Campbell was born in Cape Town, Cape Colony to Rear-Admiral Donald Campbell (Commander-in-chief to the Leeward Islands, died 1819, as Captain of HMS Salisbury), and his wife Margaret Harriet (who died 1831, at Hampton House, Portsea, Henry Dundas Campbell's residence). He was a lieutenant in the 63rd Foot, in 1820. It is said that he was an officer in the 8th Dragoons, when in 1822 he had his portrait painted by William Beechey; but his exchange into the Dragoons was dated 3 July 1823. In 1827 he was an unattached major on half pay.

Campbell was appointed Lieutenant-Governor of Sierra Leone in 1834. He then replaced Octavius Temple as Governor. He placed emphasis on education, including female education. He went to Magbele on the Rokel River to negotiate a commercial treaty with Dala Modu Dumbuya. This mission took on the nature of a peace conference, with a number of groups attending who wanted an end to ongoing threats of instability in the region. In 1838 he sent the Zoological Society the type specimen of the primate named after him.

During Ralph Randolph Gurley's visit to London in 1840, Campbell spoke in support of the American Colonization Society at the Egyptian Hall.

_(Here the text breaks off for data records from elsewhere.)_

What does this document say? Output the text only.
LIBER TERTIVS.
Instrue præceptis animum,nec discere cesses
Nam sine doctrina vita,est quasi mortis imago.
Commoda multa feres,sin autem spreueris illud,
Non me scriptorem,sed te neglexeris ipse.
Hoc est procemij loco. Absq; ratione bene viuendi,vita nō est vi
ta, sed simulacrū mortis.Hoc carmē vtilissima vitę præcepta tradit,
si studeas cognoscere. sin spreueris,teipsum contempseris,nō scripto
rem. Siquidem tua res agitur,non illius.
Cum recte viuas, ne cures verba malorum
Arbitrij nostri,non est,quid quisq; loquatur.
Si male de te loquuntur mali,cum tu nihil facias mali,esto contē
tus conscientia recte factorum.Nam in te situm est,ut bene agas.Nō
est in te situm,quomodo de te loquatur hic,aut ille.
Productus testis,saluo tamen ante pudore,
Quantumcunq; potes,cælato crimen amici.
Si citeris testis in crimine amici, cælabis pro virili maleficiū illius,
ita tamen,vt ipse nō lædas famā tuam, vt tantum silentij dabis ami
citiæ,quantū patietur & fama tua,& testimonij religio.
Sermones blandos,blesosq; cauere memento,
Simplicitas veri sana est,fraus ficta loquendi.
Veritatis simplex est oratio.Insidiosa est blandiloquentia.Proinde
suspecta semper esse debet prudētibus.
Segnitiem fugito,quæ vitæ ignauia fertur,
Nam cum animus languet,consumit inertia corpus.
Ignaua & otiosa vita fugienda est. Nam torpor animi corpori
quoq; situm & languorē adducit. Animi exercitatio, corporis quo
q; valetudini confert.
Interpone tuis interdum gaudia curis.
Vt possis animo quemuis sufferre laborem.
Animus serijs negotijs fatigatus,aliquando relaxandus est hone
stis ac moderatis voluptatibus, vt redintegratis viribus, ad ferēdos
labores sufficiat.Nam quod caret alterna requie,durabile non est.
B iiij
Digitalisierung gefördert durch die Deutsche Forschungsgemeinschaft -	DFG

In the same year he resolved a public quarrel between Sir Duncan Macdougall, a friend, and the Marquess of Londonderry.

In later life, Campbell became a director of the British Empire Life Assurance Company, founded 1839. He was also a director of the Direct Western Railway. In the 1847 general election, he was a candidate for Christchurch, held by Edward Harris, as a Liberal and free trader. He died in Peckham on 1 April 1872, at age 74.

==Family==
Campbell married in 1827 Anne Marie "Fanny" Davis (died 16 January 1880), sister of Sir John Francis Davis, 1st Baronet, and daughter of Samuel Davis. Their daughter Harriet Henrietta Georgina married Alexander Shank, a judge in India; and their daughter Frances Eliza married Oswald James Augustus Grimston.